Потом она, конечно, всё рассказала. Про то, как первый раз в своей жизни убила человека. Нет, конечно, и несчастные случаи с летальным исходом она уже подстраивала, и даже, однажды, скормила свою жертву вызванной из мира тонкой энергетики сущности. Но так, чтобы глядя в глаза… Оружие у неё было при себе – эту привычку в неё вложил Наставник, Чинтери. Умение обращаться тоже было, но не пригодилось пока ни разу. И вот случилось так, что, когда Мислеги вздумалось в очередной раз почувствовать себя желанной – выбрав для этого соответствующего парня в ночном заведении – дело не кончилось обычным «я тебе напишу». Обманутый в своих ожиданиях и потому оскорблённый, молодой человек попробовал взять Ниан силой. И, пока он возился с её одеждой, та дотянулась до своего лежавшего на полу плаща.

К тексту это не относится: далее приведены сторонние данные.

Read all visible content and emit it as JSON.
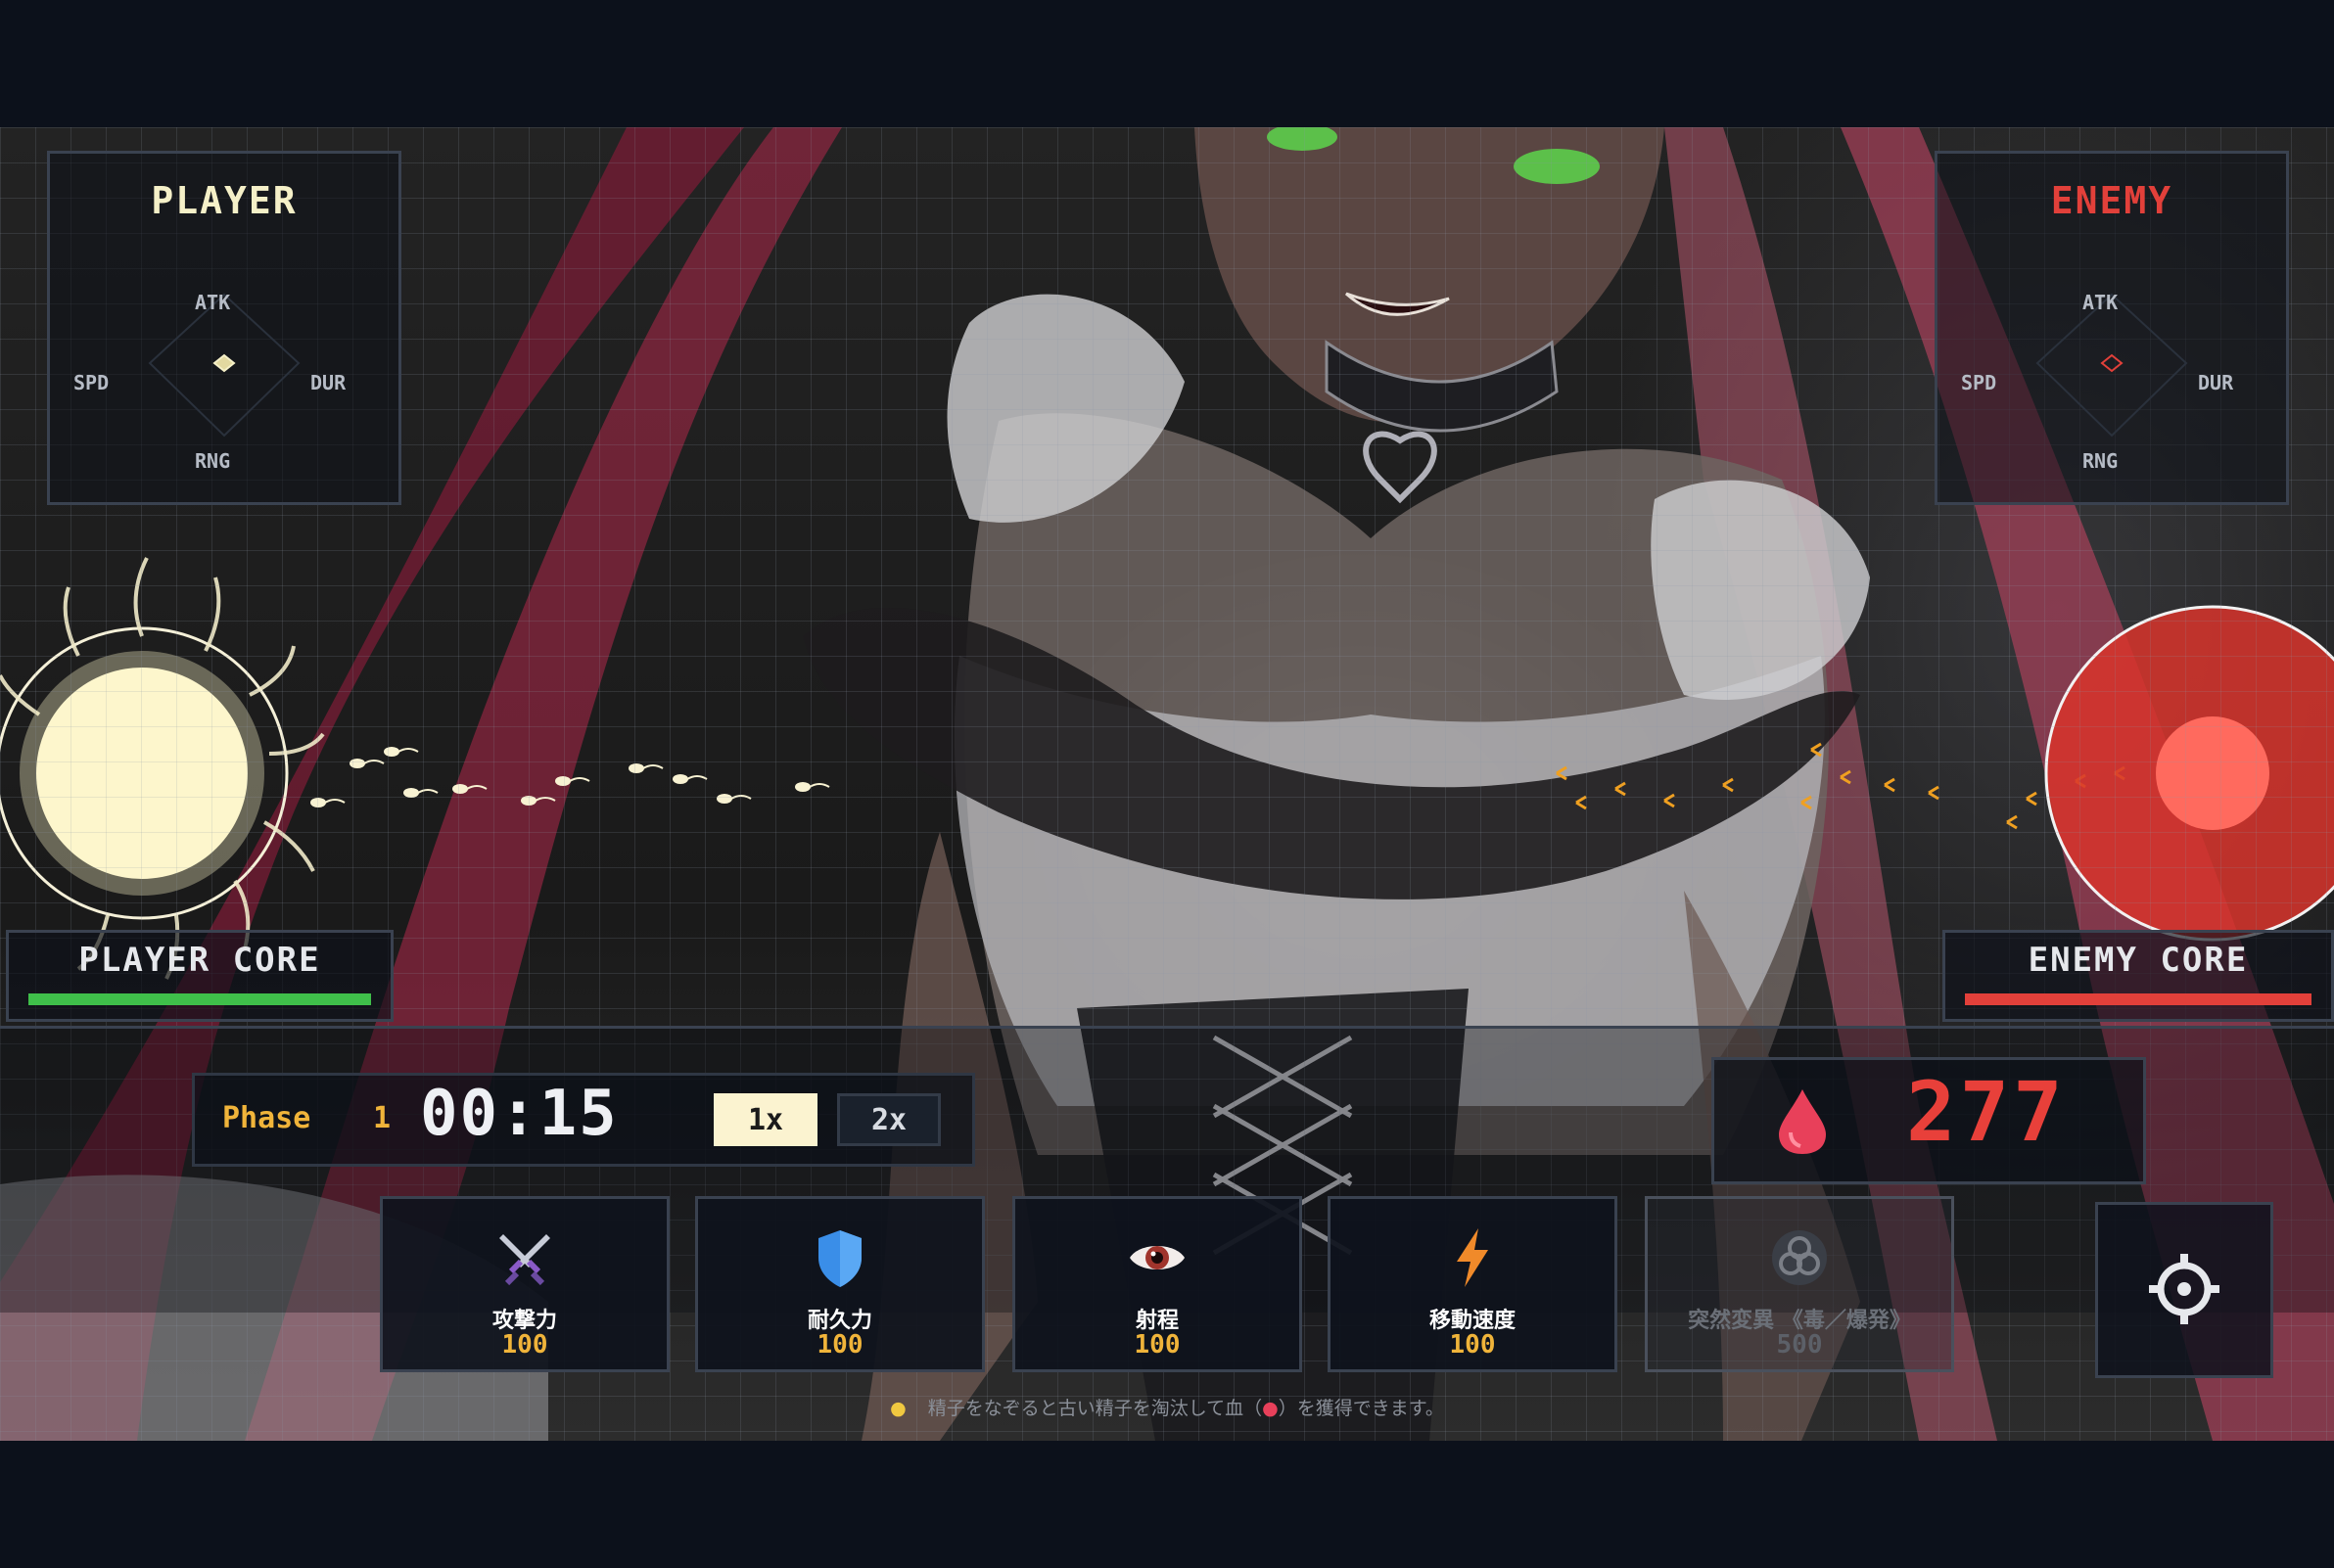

Так она перешагнула за ту черту, по одну сторону которой – когда выполнение заказа происходит словно понарошку, а по другую – осознание себя как именно убийцы. Да, та первая жертва приходила даже иногда во снах, смотрела на неё глазами, полными ужаса, хваталась руками за клинок, торчащий из груди – и Мислеги поначалу очень пугалась, что ничего, совсем ничего, абсолютно ничего по этому поводу не чувствует. Только какой-то страх перед той животной похотью, что увидела тогда в глазах существа, которое какие-то мгновения назад было человеком. Ощущения в ту ночь были, вспоминала Ниан сейчас, словно убила она и не человека вовсе, а агрессивное, напавшее на неё животное.
Но ту тонкую грань, что легла между знанием, как обращаться с оружием, и готовностью его применить без колебаний, при необходимости, она перешагнула именно тогда. И страх пришёл именно по той причине, что сейчас её могут найти рядом с мёртвым телом.
Мислеги испугалась не содеянного, а расплаты за него. Помнила, как прибежала, всполошённая, тогда к Чинтери, а тот только и сказал:
– Жаль, не хотел так рано отсюда уезжать.
Это сейчас Мислеги понимала – и, к слову, Мирралд тоже в этом помог, подтолкнул её рассуждения в нужном направлении: тогда требовалось, чтоб она пережила всё это сама.
С того разговора любимый больше никогда не дотрагивался до неё первым. После того рассказа она и получила подарок – вот этот простой блокнот в переплёте коричневой кожи. И, как позже выяснилось, в её подарке по утрам иногда прибавлялось нового: просыпаясь утром, она порой находила блокнотик не там, где оставляла его вечером, а на подушке. И тогда оказывалось, что в нём прибавилось строчек.
Стихи до этого, она, конечно, читала. Чинтери настаивал: в стихах, говорил он, люди проявляют истинных себя. И всегда, всегда Мислеги и её Наставник обсуждали биографию классика. Что заставляло его писать. Какие эмоции, переживания были «слиты» в стих, откуда автор брал образы. Важно было уметь видеть то, что осталось за строчками. Так она училась понимать неявные мотивы людей. Стихи и были для неё не более, чем предметом для изучения.
Но, встретив Мирралда, Ниан полюбила и поэзию, словно открыв её заново, увидев в ней всё, чего не видела раньше. Не личность автора, что стоит за образами, рифмами и размерностью ударений, а – сами образы, сами рифмы, саму размерность.